Caries is a chronic, transmissible, progressive, diet-dependent, and consequential disease that is extremely prevalent in the United States. Caries form due to the initial accumulation of biofilm on our teeth and the caries process is a continuum resulting from many cycles of demineralization and remineralization. Normally, the pH of saliva is an average of 6.7; however, an accumulation of biofilm from poor oral hygiene and/or a sugary diet will result in a pH drop below 5.5, creating dissolution of enamel. Biofilm accumulation leads to caries, periodontal disease, or calculus, requiring intervention to avoid systemic diseases.
Personally, this topic fascinates me, because as a child I have had multiple carious lesions and I believe that many people do not understand the process of demineralization and how it plays against the enamel pellicle. As a child, my mom would always tell me to eat less sugar to avoid the dentist. She, like many other people, was under the perception that it’s the amount of sugary and soft drinks we consume that causes caries, but it’s actually the exposure time that really makes the difference.
So what is the caries process? A few moments after a professional cleaning, saliva touches your teeth and you get a layer of proline rich proteins on the surface, which is also known as the enamel pellicle. The succession of different proteins and peptides aggregating influences the binding of other components - creating a succession of different proteins and peptides binding to modify the surface of the enamel. Like many other proteins, Statherin is a primary crystal growth inhibitor which binds directly to the hydroxyapatite crystals and protects against extra calcium phosphate.
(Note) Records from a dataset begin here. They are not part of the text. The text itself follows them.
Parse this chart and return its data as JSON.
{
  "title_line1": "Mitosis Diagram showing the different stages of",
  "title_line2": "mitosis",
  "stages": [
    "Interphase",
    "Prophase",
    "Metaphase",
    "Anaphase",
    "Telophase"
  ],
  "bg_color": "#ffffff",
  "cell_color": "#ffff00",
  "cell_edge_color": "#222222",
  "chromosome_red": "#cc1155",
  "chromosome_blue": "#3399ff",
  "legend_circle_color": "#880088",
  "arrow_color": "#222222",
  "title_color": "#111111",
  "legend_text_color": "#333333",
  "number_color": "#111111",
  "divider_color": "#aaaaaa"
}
While, the acquired enamel pellicle protects binding sites on hydroxyapatite, if a patient is eating a diet high in carbohydrates and not practicing proper oral hygiene, the enamel pellicle and its associated proteins will not be able to protect the tooth and the tooth will be subject to caries and decay. Once the pellicle is formed, the early colonizers, S. mutans will begin attaching, and in the presence of sucrose, produce glucosyltransferases and glucans. The metabolic activities of these homofermentative masses produce lactic acid which demineralizes the tooth and the pellicle degrades. As it breaks down, the pellicle film and calcium phosphate start to deposit on the surface resulting in either a subsurface lesion with intact enamel or an open surface lesion; however, in some cases, the subsurface lesion can remineralize. In general, smooth surfaces can replenish proteins, but the pockets cannot. Furthermore, calculus forms in gingival pockets because it cannot be buffered.
Calculus is associated with gingival inflammation, bleeding upon probing, and halitosis (bad breath). Plaque and calculus retentive factors include malposed teeth, open contacts, and bacterial accumulation. Treatment may sometimes include scaling and root planing in the quadrants in question. Scaling and root planning creates a microbial shift from gram negative to gram positive bacteria, decreases probing depth, increases clinical attachment, and decreases disease progression. Overall, calculus is dicalcium phosphate and tricalcium phosphate and at pH above 6.2, dicalcium phosphate will start to convert back to hydroxyapatite.
Altogether, as dentists, it is important to understand the science and progression associated with caries so we can intervene and re-establish the patient's oral and overall health. Now, being a dental student, I realize mom was right.